That's not a bad thing, but it's a baby step at best. This is positive news, but here's why I'm not doing a happy dance just yet.
Fewer test items means less actual measuring of whatever we're pretending to measure. State officials can either decide to pretend to measure fewer standards, or they can measure the same set of standards with even fewer test items, meaning that the measurement will be even less valid than it is now. I confess to not being super-agitated about this because the current PSSA and Keystone tests measure language skills only slightly more effectively than having students throw darts at a target while blindfolded.

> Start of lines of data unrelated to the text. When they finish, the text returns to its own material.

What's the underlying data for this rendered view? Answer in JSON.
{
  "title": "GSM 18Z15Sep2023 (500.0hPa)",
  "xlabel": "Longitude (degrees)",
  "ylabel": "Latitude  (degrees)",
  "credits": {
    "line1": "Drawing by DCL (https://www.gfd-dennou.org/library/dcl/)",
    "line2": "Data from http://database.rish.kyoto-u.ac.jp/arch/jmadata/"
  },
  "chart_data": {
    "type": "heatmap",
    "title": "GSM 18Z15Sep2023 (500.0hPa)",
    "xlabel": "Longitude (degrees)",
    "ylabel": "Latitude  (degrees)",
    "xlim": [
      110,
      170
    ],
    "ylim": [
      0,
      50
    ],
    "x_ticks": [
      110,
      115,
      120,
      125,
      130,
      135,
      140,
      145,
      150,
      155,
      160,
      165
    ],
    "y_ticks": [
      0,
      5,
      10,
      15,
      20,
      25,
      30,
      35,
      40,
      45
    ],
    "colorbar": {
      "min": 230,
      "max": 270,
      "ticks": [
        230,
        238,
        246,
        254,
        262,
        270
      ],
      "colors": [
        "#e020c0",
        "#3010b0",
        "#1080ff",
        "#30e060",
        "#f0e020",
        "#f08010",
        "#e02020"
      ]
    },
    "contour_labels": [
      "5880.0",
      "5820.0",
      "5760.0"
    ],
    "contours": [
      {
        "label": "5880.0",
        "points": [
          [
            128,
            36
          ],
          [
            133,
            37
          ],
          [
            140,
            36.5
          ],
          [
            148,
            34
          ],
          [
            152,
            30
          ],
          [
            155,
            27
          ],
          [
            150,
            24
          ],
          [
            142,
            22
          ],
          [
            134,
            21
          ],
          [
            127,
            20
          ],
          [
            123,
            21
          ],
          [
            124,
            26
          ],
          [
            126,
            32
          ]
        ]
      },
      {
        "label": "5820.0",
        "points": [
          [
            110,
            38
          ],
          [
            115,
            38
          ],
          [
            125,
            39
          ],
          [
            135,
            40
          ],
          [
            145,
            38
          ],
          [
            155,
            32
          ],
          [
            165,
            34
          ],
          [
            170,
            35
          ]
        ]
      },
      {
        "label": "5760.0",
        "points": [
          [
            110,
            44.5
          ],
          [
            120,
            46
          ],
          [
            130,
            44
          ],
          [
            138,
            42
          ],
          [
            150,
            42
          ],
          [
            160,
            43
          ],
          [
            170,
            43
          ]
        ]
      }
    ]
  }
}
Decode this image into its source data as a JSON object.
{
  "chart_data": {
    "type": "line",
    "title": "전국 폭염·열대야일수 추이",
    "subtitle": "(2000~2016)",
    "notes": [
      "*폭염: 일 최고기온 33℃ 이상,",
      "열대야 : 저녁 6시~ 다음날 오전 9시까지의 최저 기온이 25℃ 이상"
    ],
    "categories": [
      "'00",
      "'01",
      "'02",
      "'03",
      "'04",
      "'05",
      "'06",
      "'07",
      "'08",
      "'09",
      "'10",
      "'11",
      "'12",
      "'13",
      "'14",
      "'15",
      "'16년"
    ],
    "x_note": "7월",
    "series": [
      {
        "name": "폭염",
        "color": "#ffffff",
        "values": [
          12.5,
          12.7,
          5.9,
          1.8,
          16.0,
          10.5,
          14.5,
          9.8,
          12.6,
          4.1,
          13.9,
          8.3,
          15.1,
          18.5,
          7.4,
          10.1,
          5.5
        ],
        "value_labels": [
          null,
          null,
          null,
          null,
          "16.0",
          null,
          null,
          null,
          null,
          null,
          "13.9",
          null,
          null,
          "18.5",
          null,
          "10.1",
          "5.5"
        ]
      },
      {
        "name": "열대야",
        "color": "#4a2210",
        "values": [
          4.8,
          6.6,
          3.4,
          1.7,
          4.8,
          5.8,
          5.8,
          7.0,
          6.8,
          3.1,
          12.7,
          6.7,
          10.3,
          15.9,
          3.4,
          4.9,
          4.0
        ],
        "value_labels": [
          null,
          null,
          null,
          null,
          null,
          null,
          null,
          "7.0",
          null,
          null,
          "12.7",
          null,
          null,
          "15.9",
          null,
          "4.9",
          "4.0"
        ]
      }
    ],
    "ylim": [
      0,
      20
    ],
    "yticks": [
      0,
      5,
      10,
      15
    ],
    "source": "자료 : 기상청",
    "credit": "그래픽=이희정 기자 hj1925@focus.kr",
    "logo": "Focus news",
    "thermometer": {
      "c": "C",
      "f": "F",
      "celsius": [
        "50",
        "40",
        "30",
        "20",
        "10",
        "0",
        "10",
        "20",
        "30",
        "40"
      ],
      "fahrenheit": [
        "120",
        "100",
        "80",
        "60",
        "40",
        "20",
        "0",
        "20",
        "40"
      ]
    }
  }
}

None of that would be super-problematic except
These tests have no real stakes for students, but Pennsylvania still uses them to evaluate teachers and schools. The Keystones were supposed to be graduation exams, a la New York's regents, but they still aren't because the legislature still keeps deciding they're not yet ready to deny a bunch of otherwise graduation-ready seniors a diploma on the basis of a BS Test. So every spring at the high school level, we get to tell teenagers they have to take a long, boring standardized test that will not have any effect on them or their futures at all-- but which will determine whether we teachers and our school are any good, or not.
And mind you, this is in a state where some legislators are still determined to replace tenure with test-based job ranking.
Which is why
Test Prep Will Still Rule
Again, I absolutely applaud reducing the actual test-taking time by 20%. The testing days are absolutely intrusive and disruptive to the work of educating children. But they are not the only way in which the BS Tests have interrupted education. In fact, one could argue they aren't even the most time consuming.

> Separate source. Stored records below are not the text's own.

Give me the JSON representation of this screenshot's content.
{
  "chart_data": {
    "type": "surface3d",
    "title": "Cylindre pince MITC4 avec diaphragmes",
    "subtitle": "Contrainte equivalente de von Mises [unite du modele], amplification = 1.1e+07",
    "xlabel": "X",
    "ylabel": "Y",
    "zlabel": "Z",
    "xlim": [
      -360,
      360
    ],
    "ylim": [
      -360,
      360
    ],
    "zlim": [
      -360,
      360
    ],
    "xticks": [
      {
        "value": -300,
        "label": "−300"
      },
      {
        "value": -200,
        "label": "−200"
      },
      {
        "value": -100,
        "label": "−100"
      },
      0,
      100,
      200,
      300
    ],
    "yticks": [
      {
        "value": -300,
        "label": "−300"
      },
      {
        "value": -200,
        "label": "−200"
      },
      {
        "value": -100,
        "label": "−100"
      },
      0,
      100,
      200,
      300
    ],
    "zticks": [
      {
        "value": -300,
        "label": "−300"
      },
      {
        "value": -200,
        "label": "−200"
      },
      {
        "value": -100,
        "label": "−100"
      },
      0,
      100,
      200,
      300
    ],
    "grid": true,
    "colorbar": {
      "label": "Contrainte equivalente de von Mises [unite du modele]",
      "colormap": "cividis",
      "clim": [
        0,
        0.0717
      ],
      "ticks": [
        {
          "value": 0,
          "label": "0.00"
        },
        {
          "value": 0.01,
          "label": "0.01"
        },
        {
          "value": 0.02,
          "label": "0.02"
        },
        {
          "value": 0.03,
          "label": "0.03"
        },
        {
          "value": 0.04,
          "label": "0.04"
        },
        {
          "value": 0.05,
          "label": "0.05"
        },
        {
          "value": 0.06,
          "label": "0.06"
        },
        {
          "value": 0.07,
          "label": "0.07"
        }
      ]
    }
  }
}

As in many states, Pennsylvania has seen its classrooms infected by test prep. Let's do a few hundred practice exercises to get students thinking like the test manufacturers want them to think. Let's practice reading short, boring excerpts and then answers tricksy multiple choice questions about them. Let's spend day after day after day getting used to the kinds of things the test will ask us to do.
Does anybody think that this test prep practice will also be reduced by 20%? With the school and teachers' professional standing riding on the test-- the test that now has fewer questions carrying that same large weight?
No, I don't think so either.
As long as the BS Tests are high stakes, as long as they are a major instrument used to measure teacher and school effectiveness, they will remain a toxic time-sucking impetus for educational malpractice. Pennsylvania has taken a positive step, but they haven't solved the problem.
I suppose, as they say, a journey of a thousand miles begins with a single step. So that's one baby step down, only 5,279,999.5 feet to go.